Obeid sagt, dass er seitdem immer mal wieder von Weinkrämpfen, Halluzinationen und tiefen Ängsten geplagt wird. „Seit meiner Kindheit spricht mein Vater von einer fast biblischen Konfrontation mit Israel, die unweigerlich stattfinden wird: Dieser Moment ist gekommen – wir leben mit dem nervtötenden Bewusstsein unserer eigenen Sterblichkeit. Dass wir jeden Moment sterben können. Das ist erschreckend.“ Für die Älteren im Libanon ist Krieg nichts Neues: Sie haben den Bürgerkrieg (1975-1990), die israelische Besatzung (1976-2000) und den „Julikrieg“ (2006) zwischen der Hisbollah und Israel erlebt. Die neue Generation – die schon von der Hafenexplosion 2020 und der Wirtschaftskrise erschüttert wurde – erlebt aber jetzt ihren ersten Krieg.

Dissoziation, Angstzustände, Hypervigilanz, Schlaflosigkeit und posttraumatische Syndrome sind nur einige der Beschwerden, mit denen die Jugend des Landes im Zuge der israelischen Angriffe zu kämpfen habe, erklärt die Psychologin Aline Husseini. Ihrer Meinung nach wird es eine Weile dauern, bis die persönlichen Traumata zutage treten, aber das kollektive Trauma sei bereits jetzt unter den Leuten spürbar. „Diese Woche habe ich bei meinen Patientinnen und Patienten bemerkt, dass viele von ihnen nicht mehr den Wunsch haben, zu leben oder zumindest nicht mehr zu träumen. Das sind die Anzeichen einer kollektiven Depression“, erklärt sie. „Man kann in der libanesischen Gesellschaft nicht mehr von psychischer Belastbarkeit sprechen: Wir erleben eine Desintegration des sozialen Gefüges, jeder ist nur noch für sich selbst verantwortlich“.

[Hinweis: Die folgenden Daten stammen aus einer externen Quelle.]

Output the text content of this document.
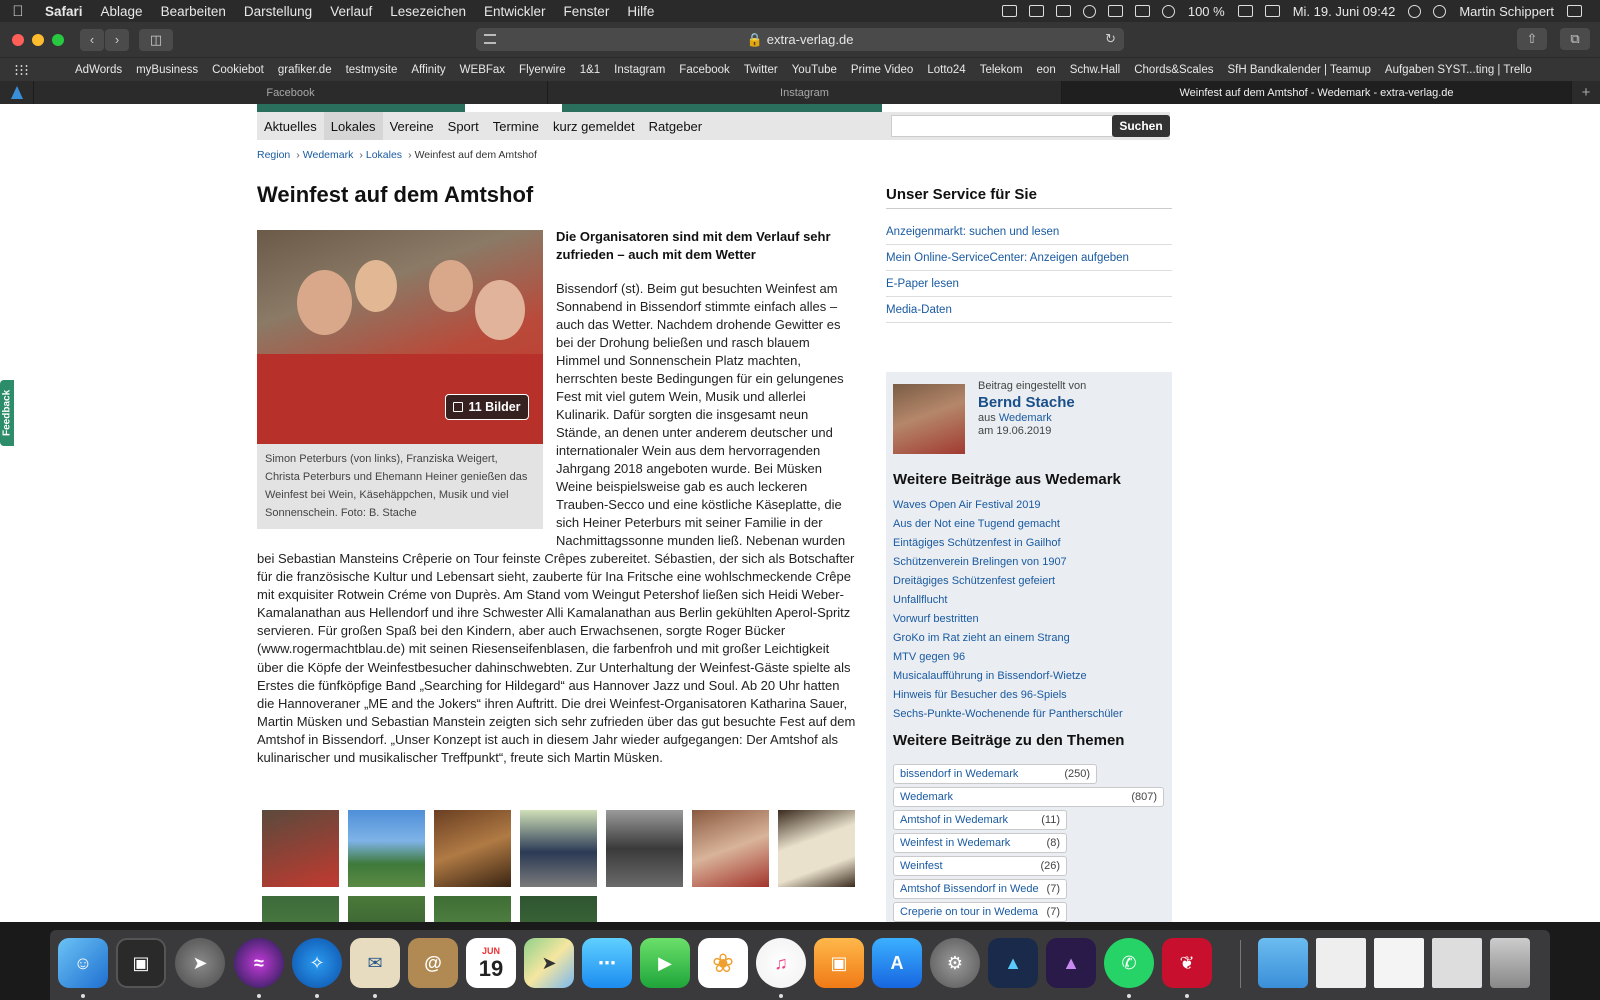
Safari	Ablage	Bearbeiten	Darstellung	Verlauf	Lesezeichen	Entwickler	Fenster	Hilfe	100 %	Mi. 19. Juni 09:42	Martin Schippert
‹	›	◫	🔒 extra-verlag.de	↻	⇧	⧉
AdWords	myBusiness	Cookiebot	grafiker.de	testmysite	Affinity	WEBFax	Flyerwire	1&1	Instagram	Facebook	Twitter	YouTube	Prime Video	Lotto24	Telekom	eon	Schw.Hall	Chords&Scales	SfH Bandkalender | Teamup	Aufgaben SYST...ting | Trello
Facebook	Instagram	Weinfest auf dem Amtshof - Wedemark - extra-verlag.de	+
Aktuelles	Lokales	Vereine	Sport	Termine	kurz gemeldet	Ratgeber	Suchen
Region › Wedemark › Lokales › Weinfest auf dem Amtshof
Weinfest auf dem Amtshof
11 Bilder
Simon Peterburs (von links), Franziska Weigert, Christa Peterburs und Ehemann Heiner genießen das Weinfest bei Wein, Käsehäppchen, Musik und viel Sonnenschein. Foto: B. Stache
Die Organisatoren sind mit dem Verlauf sehr zufrieden – auch mit dem Wetter
Bissendorf (st). Beim gut besuchten Weinfest am Sonnabend in Bissendorf stimmte einfach alles – auch das Wetter. Nachdem drohende Gewitter es bei der Drohung beließen und rasch blauem Himmel und Sonnenschein Platz machten, herrschten beste Bedingungen für ein gelungenes Fest mit viel gutem Wein, Musik und allerlei Kulinarik. Dafür sorgten die insgesamt neun Stände, an denen unter anderem deutscher und internationaler Wein aus dem hervorragenden Jahrgang 2018 angeboten wurde. Bei Müsken Weine beispielsweise gab es auch leckeren Trauben-Secco und eine köstliche Käseplatte, die sich Heiner Peterburs mit seiner Familie in der Nachmittagssonne munden ließ. Nebenan wurden
bei Sebastian Mansteins Crêperie on Tour feinste Crêpes zubereitet. Sébastien, der sich als Botschafter für die französische Kultur und Lebensart sieht, zauberte für Ina Fritsche eine wohlschmeckende Crêpe mit exquisiter Rotwein Créme von Duprès. Am Stand vom Weingut Petershof ließen sich Heidi Weber-Kamalanathan aus Hellendorf und ihre Schwester Alli Kamalanathan aus Berlin gekühlten Aperol-Spritz servieren. Für großen Spaß bei den Kindern, aber auch Erwachsenen, sorgte Roger Bücker (www.rogermachtblau.de) mit seinen Riesenseifenblasen, die farbenfroh und mit großer Leichtigkeit über die Köpfe der Weinfestbesucher dahinschwebten. Zur Unterhaltung der Weinfest-Gäste spielte als Erstes die fünfköpfige Band „Searching for Hildegard“ aus Hannover Jazz und Soul. Ab 20 Uhr hatten die Hannoveraner „ME and the Jokers“ ihren Auftritt. Die drei Weinfest-Organisatoren Katharina Sauer, Martin Müsken und Sebastian Manstein zeigten sich sehr zufrieden über das gut besuchte Fest auf dem Amtshof in Bissendorf. „Unser Konzept ist auch in diesem Jahr wieder aufgegangen: Der Amtshof als kulinarischer und musikalischer Treffpunkt“, freute sich Martin Müsken.
Unser Service für Sie
Anzeigenmarkt: suchen und lesen
Mein Online-ServiceCenter: Anzeigen aufgeben
E-Paper lesen
Media-Daten
Beitrag eingestellt von
Bernd Stache
aus Wedemark
am 19.06.2019
Weitere Beiträge aus Wedemark
Waves Open Air Festival 2019
Aus der Not eine Tugend gemacht
Eintägiges Schützenfest in Gailhof
Schützenverein Brelingen von 1907
Dreitägiges Schützenfest gefeiert
Unfallflucht
Vorwurf bestritten
GroKo im Rat zieht an einem Strang
MTV gegen 96
Musicalaufführung in Bissendorf-Wietze
Hinweis für Besucher des 96-Spiels
Sechs-Punkte-Wochenende für Pantherschüler
Weitere Beiträge zu den Themen
bissendorf in Wedemark	(250)
Wedemark	(807)
Amtshof in Wedemark	(11)
Weinfest in Wedemark	(8)
Weinfest	(26)
Amtshof Bissendorf in Wede (7)
Creperie on tour in Wedema (7)
Feedback
☺	▣	➤	≈	✧	✉	@
JUN
19	➤	⋯	▶	❀	♫	▣	A	⚙	▲	▲	✆	❦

Husseini schreibt dem Angriff auf die Kommunikation der Hisbollah eine hohe Symbolkraft zu: „Es gab ein Eindringen in den gesamten Gesellschaftskörper, er wurde vergewaltigt. (…) Es gibt eine Art Kastration, eine Amputation der Extremitäten des Körpers.“ Die Vereinten Nationen verurteilen, dass bei den Angriffen Zivilpersonen zu Schaden kamen. Amnesty International beschuldigt Israel, damit ein Kriegsverbrechen begangen zu haben. Viele im Libanon prangern abwechselnd ein „Massaker“ und einen „Terroranschlag“ an. So auch Jad Dilati, Menschenrechtsforscher und Regionalkoordinator der Minority Rights Group (Gruppe für Minderheitenrechte). Für ihn gibt es eine Kontinuität der psychologischen Kriegsführung, die Israel lange schon im Libanon betreibe: Überflüge von Drohnen und Kampfflugzeugen, SMS von der israelischen Armee, Flyer, angstmachende Rhetorik …

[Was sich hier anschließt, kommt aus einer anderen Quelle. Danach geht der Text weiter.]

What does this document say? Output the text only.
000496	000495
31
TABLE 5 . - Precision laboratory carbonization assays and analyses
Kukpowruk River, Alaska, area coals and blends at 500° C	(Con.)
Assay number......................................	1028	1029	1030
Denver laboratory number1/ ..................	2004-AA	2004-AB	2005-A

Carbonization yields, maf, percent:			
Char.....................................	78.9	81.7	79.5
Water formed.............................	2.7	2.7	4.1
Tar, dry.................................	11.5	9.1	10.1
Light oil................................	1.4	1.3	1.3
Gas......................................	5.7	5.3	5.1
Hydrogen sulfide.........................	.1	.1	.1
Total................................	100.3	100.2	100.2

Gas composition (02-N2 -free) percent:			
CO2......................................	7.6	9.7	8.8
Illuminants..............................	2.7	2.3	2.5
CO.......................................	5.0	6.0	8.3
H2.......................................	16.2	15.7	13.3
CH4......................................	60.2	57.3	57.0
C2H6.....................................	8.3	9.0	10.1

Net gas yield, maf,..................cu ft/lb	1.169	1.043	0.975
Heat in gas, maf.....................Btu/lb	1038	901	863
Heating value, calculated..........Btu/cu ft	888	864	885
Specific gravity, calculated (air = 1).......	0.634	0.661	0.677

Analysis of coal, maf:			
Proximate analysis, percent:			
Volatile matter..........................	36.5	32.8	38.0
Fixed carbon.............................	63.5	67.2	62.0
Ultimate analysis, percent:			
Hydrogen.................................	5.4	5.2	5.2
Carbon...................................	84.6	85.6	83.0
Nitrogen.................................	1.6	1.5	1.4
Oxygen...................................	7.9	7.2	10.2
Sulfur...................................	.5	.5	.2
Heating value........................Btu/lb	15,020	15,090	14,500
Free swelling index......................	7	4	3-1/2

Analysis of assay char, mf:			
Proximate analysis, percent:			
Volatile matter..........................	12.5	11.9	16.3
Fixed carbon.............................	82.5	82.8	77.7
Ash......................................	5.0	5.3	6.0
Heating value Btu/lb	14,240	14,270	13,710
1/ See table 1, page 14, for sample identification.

„Wir haben noch keine Bestätigung, aber ich würde sagen, dass der Angriff psychologische Ziele verfolgte“, glaubt Dilati. „Israel wollte der Hisbollah einen Schlag versetzen, der stark genug war, um einerseits die öffentliche Meinung gegen die Hisbollah aufzubringen und andererseits eine Wirkung in der Bevölkerung zu erzielen.“ Ob diese Strategie – so sie existiert – Erfolg haben wird, das bezweifeln viele. Dafür verbreitet sich immer mehr die Angst vor einem israelischen Einmarsch in den Südlibanon – und davor, dass der Libanon zum nächsten Gazastreifen wird.